In human-machine interaction research, the learning of visual representation under such general environment conditions becomes increasingly important. The main goal is to reach a symbolic level for a compact unambiguous description of the visual data. Therefore the segmentation of objects from their surrounding background is relevant for object learning and recognition. Image segmentation is one of the most challenging tasks in computer vision and a crucial concept in multiple applications. A special case of image segmentation is figure-ground segmentation, which is the process that separates the image into two regions, the object of interest and the background clutter. This process serves as preprocessing step for machine learning techniques to separate the visual features of the object from the features occurring in the background. Regarding subsequent object learning, this step is necessary in order to determine the visual properties of objects, such as their shape for instance. Furthermore a figure-ground segmentation allows the application of object recognition methods in unconstrained environment with cluttered background and increases their efficiency by constraining the computation to the relevant location of the image. In other words, a figure-ground segmentation separates the object identity and the location in the scene i.e. achieves invariance to the stimulus position.

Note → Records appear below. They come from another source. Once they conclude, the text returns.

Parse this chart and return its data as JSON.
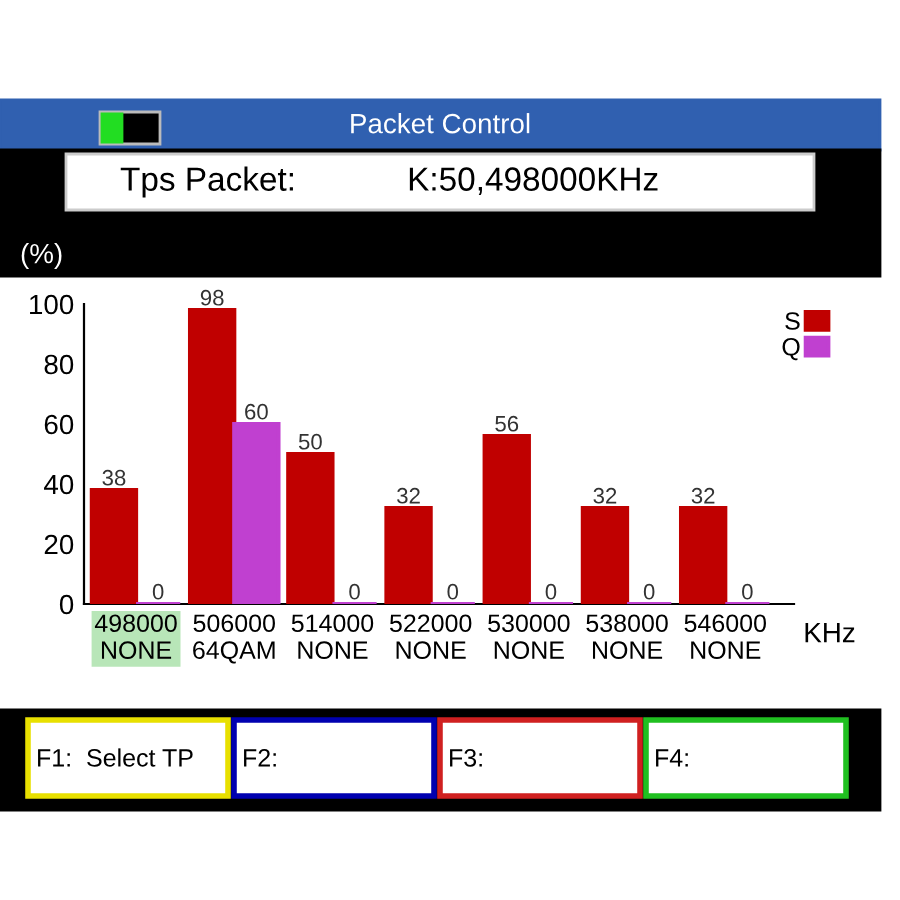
{
  "chart_data": {
    "type": "bar",
    "title": "Packet Control",
    "subtitle": "Tps Packet:            K:50,498000KHz",
    "ylabel": "(%)",
    "xlabel": "KHz",
    "categories": [
      "498000\nNONE",
      "506000\n64QAM",
      "514000\nNONE",
      "522000\nNONE",
      "530000\nNONE",
      "538000\nNONE",
      "546000\nNONE"
    ],
    "series": [
      {
        "name": "S",
        "color": "#c00000",
        "values": [
          38,
          98,
          50,
          32,
          56,
          32,
          32
        ]
      },
      {
        "name": "Q",
        "color": "#c040d0",
        "values": [
          0,
          60,
          0,
          0,
          0,
          0,
          0
        ]
      }
    ],
    "ylim": [
      0,
      100
    ],
    "yticks": [
      0,
      20,
      40,
      60,
      80,
      100
    ],
    "data_labels": true,
    "legend": "top right",
    "grid": false,
    "annotations": [
      "F1:  Select TP",
      "F2:",
      "F3:",
      "F4:"
    ]
  }
}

overviewA hypothesis-based approach

In the initial learning phase we cannot assume an already acquired object-representation, i.e. the appearance of the objects is unknown. In this case an external cue is necessary to guide the attention of the system to a particular location in the scene in order to bootstrap the learning procedure. We use a hypothesis-based concept where such segmentation cue can be generated by a bottom-up saliency or cues like motion and stereo disparity to obtain the relevant object regions. But these methods only partially address the question what is related to a certain object or physical entity. The cues provided by motion and depth estimation are hard to estimate on homogenously colored regions and therefore may be only partially available. Additionally depth estimation can only give a coarse approximation of the object outline due to the ill-posed task to recover 3D information from 2D data. Therefore the obtained image regions only correspond very roughly to an object. The task of hypothesis-based figure-ground segmentation models is to assign each pixel to foreground or background on the basis of the initial cue and the input image. We investigate algorithms and methods to represent the properties of figure and ground regions and to obtain such pixel-wise decision which image parts are related to one of the two classes. We focus our investigation on vector-based neural networks and model figure and ground with prototypical feature representatives e.g. consisting of color and position information. Using such method, pixels are assigned to the most similar prototype which represents, according to the underlying metrics, the homogenous region of the image. Additionally we use metrics manipulations to improve the pixel-wise classifier for features. That is, the standard Euclidian distance function to measure the similarity of pixel-features and prototypes is replaced by more complex and adaptive distance functions.